MÍDIA CENTER

Democrata quer proibir caução nas internações hospitalares

Publicado em: 08/10/2009 00:00
Editoria: Diário Oficial

O deputado Rogério Andrade disse que consumidor atualmente sofre um 'tratamento indigno'
Foto:

O deputado Rogério Andrade (DEM) apresentou na Assembleia um projeto de lei que visa à proibição da exigência de caução ou depósito prévio de qualquer natureza, nos casos de atendimentos e internações emergenciais em clínicas e hospitais médicos e odontológicos da rede privada no Estado da Bahia. De acordo com o parlamentar, o assunto tem relevante alcance social, uma vez que envolve a saúde, a vida humana, ou seja, um bem personalíssimo, indivisível e indisponível.
No projeto, o democrata afirma que quotidianamente observa-se que usuários dos serviços médicos e odontológicos, clínicos e hospitalares, são constrangidos pela exigência de caução, em cheque ou em dinheiro, cuja finalidade é resguardar os interesses financeiros dos prestadores de serviço de saúde.
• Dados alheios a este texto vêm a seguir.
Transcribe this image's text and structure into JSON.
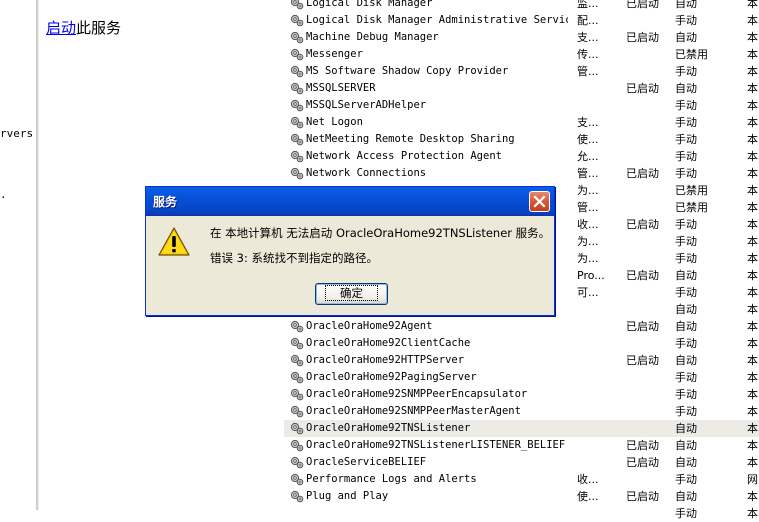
{
  "left_fragment": {
    "text": "rvers",
    "dot": "."
  },
  "left_panel": {
    "link_text": "启动",
    "rest_text": "此服务"
  },
  "services": [
    {
      "name": "Logical Disk Manager",
      "desc": "监...",
      "status": "已启动",
      "startup": "自动",
      "logon": "本"
    },
    {
      "name": "Logical Disk Manager Administrative Service",
      "desc": "配...",
      "status": "",
      "startup": "手动",
      "logon": "本"
    },
    {
      "name": "Machine Debug Manager",
      "desc": "支...",
      "status": "已启动",
      "startup": "自动",
      "logon": "本"
    },
    {
      "name": "Messenger",
      "desc": "传...",
      "status": "",
      "startup": "已禁用",
      "logon": "本"
    },
    {
      "name": "MS Software Shadow Copy Provider",
      "desc": "管...",
      "status": "",
      "startup": "手动",
      "logon": "本"
    },
    {
      "name": "MSSQLSERVER",
      "desc": "",
      "status": "已启动",
      "startup": "自动",
      "logon": "本"
    },
    {
      "name": "MSSQLServerADHelper",
      "desc": "",
      "status": "",
      "startup": "手动",
      "logon": "本"
    },
    {
      "name": "Net Logon",
      "desc": "支...",
      "status": "",
      "startup": "手动",
      "logon": "本"
    },
    {
      "name": "NetMeeting Remote Desktop Sharing",
      "desc": "使...",
      "status": "",
      "startup": "手动",
      "logon": "本"
    },
    {
      "name": "Network Access Protection Agent",
      "desc": "允...",
      "status": "",
      "startup": "手动",
      "logon": "本"
    },
    {
      "name": "Network Connections",
      "desc": "管...",
      "status": "已启动",
      "startup": "手动",
      "logon": "本"
    },
    {
      "name": "",
      "desc": "为...",
      "status": "",
      "startup": "已禁用",
      "logon": "本"
    },
    {
      "name": "",
      "desc": "管...",
      "status": "",
      "startup": "已禁用",
      "logon": "本"
    },
    {
      "name": "",
      "desc": "收...",
      "status": "已启动",
      "startup": "手动",
      "logon": "本"
    },
    {
      "name": "",
      "desc": "为...",
      "status": "",
      "startup": "手动",
      "logon": "本"
    },
    {
      "name": "",
      "desc": "为...",
      "status": "",
      "startup": "手动",
      "logon": "本"
    },
    {
      "name": "",
      "desc": "Pro...",
      "status": "已启动",
      "startup": "自动",
      "logon": "本"
    },
    {
      "name": "",
      "desc": "可...",
      "status": "",
      "startup": "手动",
      "logon": "本"
    },
    {
      "name": "",
      "desc": "",
      "status": "",
      "startup": "自动",
      "logon": "本"
    },
    {
      "name": "OracleOraHome92Agent",
      "desc": "",
      "status": "已启动",
      "startup": "自动",
      "logon": "本"
    },
    {
      "name": "OracleOraHome92ClientCache",
      "desc": "",
      "status": "",
      "startup": "手动",
      "logon": "本"
    },
    {
      "name": "OracleOraHome92HTTPServer",
      "desc": "",
      "status": "已启动",
      "startup": "自动",
      "logon": "本"
    },
    {
      "name": "OracleOraHome92PagingServer",
      "desc": "",
      "status": "",
      "startup": "手动",
      "logon": "本"
    },
    {
      "name": "OracleOraHome92SNMPPeerEncapsulator",
      "desc": "",
      "status": "",
      "startup": "手动",
      "logon": "本"
    },
    {
      "name": "OracleOraHome92SNMPPeerMasterAgent",
      "desc": "",
      "status": "",
      "startup": "手动",
      "logon": "本"
    },
    {
      "name": "OracleOraHome92TNSListener",
      "desc": "",
      "status": "",
      "startup": "自动",
      "logon": "本"
    },
    {
      "name": "OracleOraHome92TNSListenerLISTENER_BELIEF",
      "desc": "",
      "status": "已启动",
      "startup": "自动",
      "logon": "本"
    },
    {
      "name": "OracleServiceBELIEF",
      "desc": "",
      "status": "已启动",
      "startup": "自动",
      "logon": "本"
    },
    {
      "name": "Performance Logs and Alerts",
      "desc": "收...",
      "status": "",
      "startup": "手动",
      "logon": "网"
    },
    {
      "name": "Plug and Play",
      "desc": "使...",
      "status": "已启动",
      "startup": "自动",
      "logon": "本"
    },
    {
      "name": "",
      "desc": "",
      "status": "",
      "startup": "手动",
      "logon": "本"
    }
  ],
  "selected_row": 25,
  "dialog": {
    "title": "服务",
    "message_line1": "在 本地计算机 无法启动 OracleOraHome92TNSListener 服务。",
    "message_line2": "错误 3: 系统找不到指定的路径。",
    "ok_label": "确定"
  },
  "colors": {
    "titlebar": "#0a5fe8",
    "dialog_bg": "#ece9d8",
    "link": "#0000ee"
  }
}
Ainda de acordo com o deputado, essa prática se tornou comum na Bahia por parte dos hospitais e clínicas médicas e odontológicas da rede particular, como condição principal para a realização do atendimento ao paciente.
Para o parlamentar, esse tratamento indigno fundamenta-se na concepção de que o consumidor é potencialmente um suspeito de "dar calote" no hospital ou clínica. Porém, ainda de acordo com ele, a cobrança de qualquer valor antecipado na prestação de serviços médico-hospitalares fere também o Código Civil e o Código de Defesa do Consumidor. O artigo 597 do Código Civil preceitua que a "retribuição será paga depois que o serviço for executado."
"A exigência de depósito prévio de qualquer espécie para permitir a internação hospitalar de doentes em urgência e emergência é algo que beira a desumanidade", ressaltou o democrata.
Segundo o Projeto de Lei No 18.175/2009, fica proibida a exigência de caução, nota promissória, cheque-caução, contrato ou depósito prévio de qualquer natureza a título de sinal ou princípio de pagamento. E se houver recusa ao atendimento, motivada pela falta de caução, tornará os estabelecimentos infratores, penal e civilmente responsáveis por eventuais ocorrências de invalidez, morte ou aquelas advindas do ato ou ação praticada pelo hospital ou clínica onde o paciente esteja sendo atendido. Além disso, se for comprovada a exigência de depósito prévio, a clínica ou hospital será obrigado a devolver em dobro o valor depositado ao responsável pela internação.